Chronicling the intertwining family trees of immigrant and Irish-born Jews has been a passion for genealogist Stuart Rosenblatt. His 16-volume archive, the Rosenblatt Series, goes back hundreds of years and covers 42,500 records, making it the most comprehensive genealogical study of a Jewish population in any country.

As an expert in Ireland’s Jewish lineage he receives up to 20 e-mails per day from people seeking out their Jewish roots. “There’ll always be a presence in Dublin,” he says. “It’ll change: it’ll be a much smaller community with fewer services available, but it will always be there. Always.”

By Tuesday, among those shivering on the snow-covered lawn of Dublin Castle, the lighting of the menorah takes on another, more obvious significance: that of simply keeping the flame alive.

Famous Irish Jews

Though the earliest reference of a Jewish presence in Ireland was in the Annals of Inisfallen of 1079, the first Jewish figure of prominence was William Annyas, who was elected Mayor of Youghal, Co Cork, in 1555 — 99 years before the earliest recorded synagogue was established in Dublin’s Crane Lane.

Ireland has since produced several Jewish mayors, but it’s the life of Robert Briscoe that stands out. When he enlisted in Fianna Éireann in 1917, it began a career that involved being sent by Michael Collins to Germany to procure arms for the IRA, supporting de Valera and the anti-treaty side in the Irish civil war, founding the Fianna Fail party and becoming lord mayor of Dublin on two occasions.

“Dad had an amazing career,” says Joe Briscoe, now 82. “Here was a Jew who was elected to the Dail in 1927 and remained there for 38 years.

It was fantastic to see someone become a legend in their own lifetime.

He was very proud of the fact that he was Irish and Jewish. It’s a compliment to the people of Dublin who embraced him, especially since my brother was elected to succeed him the year he retired.” Ben Briscoe, who later became lord mayor of Dublin himself, was one of three Jewish TDs serving the Dáil during the 1990s (along with Fine Gael’s Alan Shatter and Labour’s Mervyn Taylor) — a time when there were also three Jewish men serving the Dublin judiciary system, including Supreme Court judge Henry Barron.

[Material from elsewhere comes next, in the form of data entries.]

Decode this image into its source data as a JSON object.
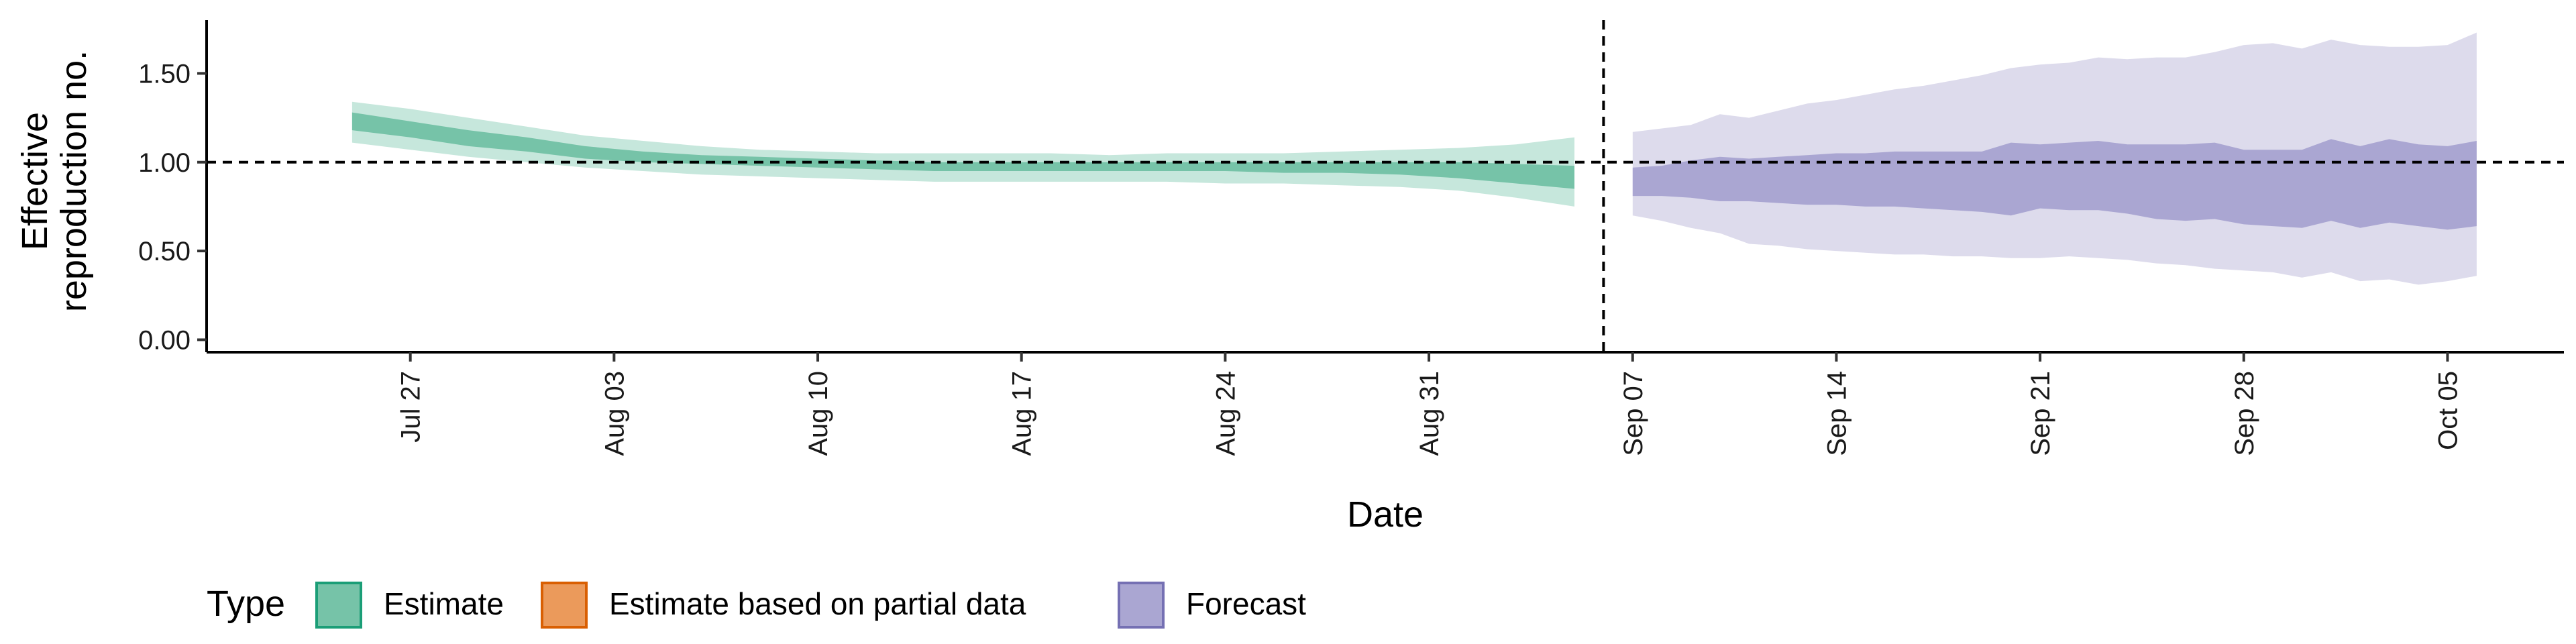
{
  "chart_data": {
    "type": "area",
    "xlabel": "Date",
    "ylabel_lines": [
      "Effective",
      "reproduction no."
    ],
    "ylim": [
      -0.07,
      1.8
    ],
    "yticks": [
      0.0,
      0.5,
      1.0,
      1.5
    ],
    "ytick_labels": [
      "0.00",
      "0.50",
      "1.00",
      "1.50"
    ],
    "xlim": [
      "2020-07-20",
      "2020-10-09"
    ],
    "xticks": [
      "2020-07-27",
      "2020-08-03",
      "2020-08-10",
      "2020-08-17",
      "2020-08-24",
      "2020-08-31",
      "2020-09-07",
      "2020-09-14",
      "2020-09-21",
      "2020-09-28",
      "2020-10-05"
    ],
    "xtick_labels": [
      "Jul 27",
      "Aug 03",
      "Aug 10",
      "Aug 17",
      "Aug 24",
      "Aug 31",
      "Sep 07",
      "Sep 14",
      "Sep 21",
      "Sep 28",
      "Oct 05"
    ],
    "reference_lines": {
      "horizontal_y": 1.0,
      "vertical_date": "2020-09-06"
    },
    "grid": false,
    "legend": {
      "position": "bottom-left",
      "title": "Type",
      "items": [
        {
          "label": "Estimate",
          "fill": "#76c3a8",
          "stroke": "#1b9e77"
        },
        {
          "label": "Estimate based on partial data",
          "fill": "#eb9a5b",
          "stroke": "#d95f02"
        },
        {
          "label": "Forecast",
          "fill": "#aaa6d2",
          "stroke": "#7570b3"
        }
      ]
    },
    "series": [
      {
        "name": "Estimate",
        "colors": {
          "outer": "#c6e7dc",
          "inner": "#76c3a8"
        },
        "dates": [
          "2020-07-25",
          "2020-07-27",
          "2020-07-29",
          "2020-07-31",
          "2020-08-02",
          "2020-08-04",
          "2020-08-06",
          "2020-08-08",
          "2020-08-10",
          "2020-08-12",
          "2020-08-14",
          "2020-08-16",
          "2020-08-18",
          "2020-08-20",
          "2020-08-22",
          "2020-08-24",
          "2020-08-26",
          "2020-08-28",
          "2020-08-30",
          "2020-09-01",
          "2020-09-03",
          "2020-09-05"
        ],
        "outer_upper": [
          1.34,
          1.3,
          1.25,
          1.2,
          1.15,
          1.12,
          1.09,
          1.07,
          1.06,
          1.05,
          1.05,
          1.05,
          1.05,
          1.04,
          1.05,
          1.05,
          1.05,
          1.06,
          1.07,
          1.08,
          1.1,
          1.14
        ],
        "inner_upper": [
          1.28,
          1.23,
          1.18,
          1.14,
          1.09,
          1.06,
          1.04,
          1.03,
          1.02,
          1.01,
          1.0,
          1.0,
          1.0,
          1.0,
          1.0,
          1.0,
          1.0,
          1.0,
          1.0,
          1.0,
          0.99,
          0.98
        ],
        "inner_lower": [
          1.18,
          1.14,
          1.09,
          1.06,
          1.02,
          1.0,
          0.99,
          0.98,
          0.97,
          0.96,
          0.95,
          0.95,
          0.95,
          0.95,
          0.95,
          0.95,
          0.94,
          0.94,
          0.93,
          0.91,
          0.88,
          0.85
        ],
        "outer_lower": [
          1.11,
          1.07,
          1.03,
          1.0,
          0.97,
          0.95,
          0.93,
          0.92,
          0.91,
          0.9,
          0.89,
          0.89,
          0.89,
          0.89,
          0.89,
          0.88,
          0.88,
          0.87,
          0.86,
          0.84,
          0.8,
          0.75
        ]
      },
      {
        "name": "Forecast",
        "colors": {
          "outer": "#dddbec",
          "inner": "#aaa6d2"
        },
        "dates": [
          "2020-09-07",
          "2020-09-08",
          "2020-09-09",
          "2020-09-10",
          "2020-09-11",
          "2020-09-12",
          "2020-09-13",
          "2020-09-14",
          "2020-09-15",
          "2020-09-16",
          "2020-09-17",
          "2020-09-18",
          "2020-09-19",
          "2020-09-20",
          "2020-09-21",
          "2020-09-22",
          "2020-09-23",
          "2020-09-24",
          "2020-09-25",
          "2020-09-26",
          "2020-09-27",
          "2020-09-28",
          "2020-09-29",
          "2020-09-30",
          "2020-10-01",
          "2020-10-02",
          "2020-10-03",
          "2020-10-04",
          "2020-10-05",
          "2020-10-06"
        ],
        "outer_upper": [
          1.17,
          1.19,
          1.21,
          1.27,
          1.25,
          1.29,
          1.33,
          1.35,
          1.38,
          1.41,
          1.43,
          1.46,
          1.49,
          1.53,
          1.55,
          1.56,
          1.59,
          1.58,
          1.59,
          1.59,
          1.62,
          1.66,
          1.67,
          1.64,
          1.69,
          1.66,
          1.65,
          1.65,
          1.66,
          1.73
        ],
        "inner_upper": [
          0.97,
          0.98,
          1.01,
          1.03,
          1.02,
          1.03,
          1.04,
          1.05,
          1.05,
          1.06,
          1.06,
          1.06,
          1.06,
          1.11,
          1.1,
          1.11,
          1.12,
          1.1,
          1.1,
          1.1,
          1.11,
          1.07,
          1.07,
          1.07,
          1.13,
          1.09,
          1.13,
          1.1,
          1.09,
          1.12
        ],
        "inner_lower": [
          0.81,
          0.81,
          0.8,
          0.78,
          0.78,
          0.77,
          0.76,
          0.76,
          0.75,
          0.75,
          0.74,
          0.73,
          0.72,
          0.7,
          0.74,
          0.73,
          0.73,
          0.71,
          0.68,
          0.67,
          0.68,
          0.65,
          0.64,
          0.63,
          0.67,
          0.63,
          0.66,
          0.64,
          0.62,
          0.64
        ],
        "outer_lower": [
          0.7,
          0.67,
          0.63,
          0.6,
          0.54,
          0.53,
          0.51,
          0.5,
          0.49,
          0.48,
          0.48,
          0.47,
          0.47,
          0.46,
          0.46,
          0.47,
          0.46,
          0.45,
          0.43,
          0.42,
          0.4,
          0.39,
          0.38,
          0.35,
          0.38,
          0.33,
          0.34,
          0.31,
          0.33,
          0.36
        ]
      }
    ]
  }
}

Given the size of Ireland’s Jewish population, which was 3,907 in 1946, it’s a remarkable quota for such a small number.

That’s equally true for Dr Bethal Solomons, who won 10 caps at international level for the Irish rugby team and was later made Master of the Rotunda Hospital in Dublin from 1926 to 1933, and Louis Bookman, who played for Shelbourne and the Irish international football team.

That Daniel Day-Lewis is the son of an Irish-born father and Jewish mother, and has spoken of being teased at school for being from both backgrounds, might qualify him as the country’s most well-known Jewish export.

But arguably the most significant Irish Jew of all was Chaim Herzog.

Born in Belfast as the son of a Chief Rabbi of Ireland, he spent his first 16 years growing up in Dublin’s Portobello area, nicknamed ‘Little Jerusalem’. He attended Wesley College and later served the British army during World War II before being appointed as an ambassador to the United Nations and serving two terms as the President of Israel.

Herzog is arguably only trumped by that most famous of Irish fictional characters, Leopold Bloom — the Jewish Dubliner at the heart of James Joyce’s Ulysses, who has earned his own plaque commemorating his imputed birth place on Upper Clanbrassil Street.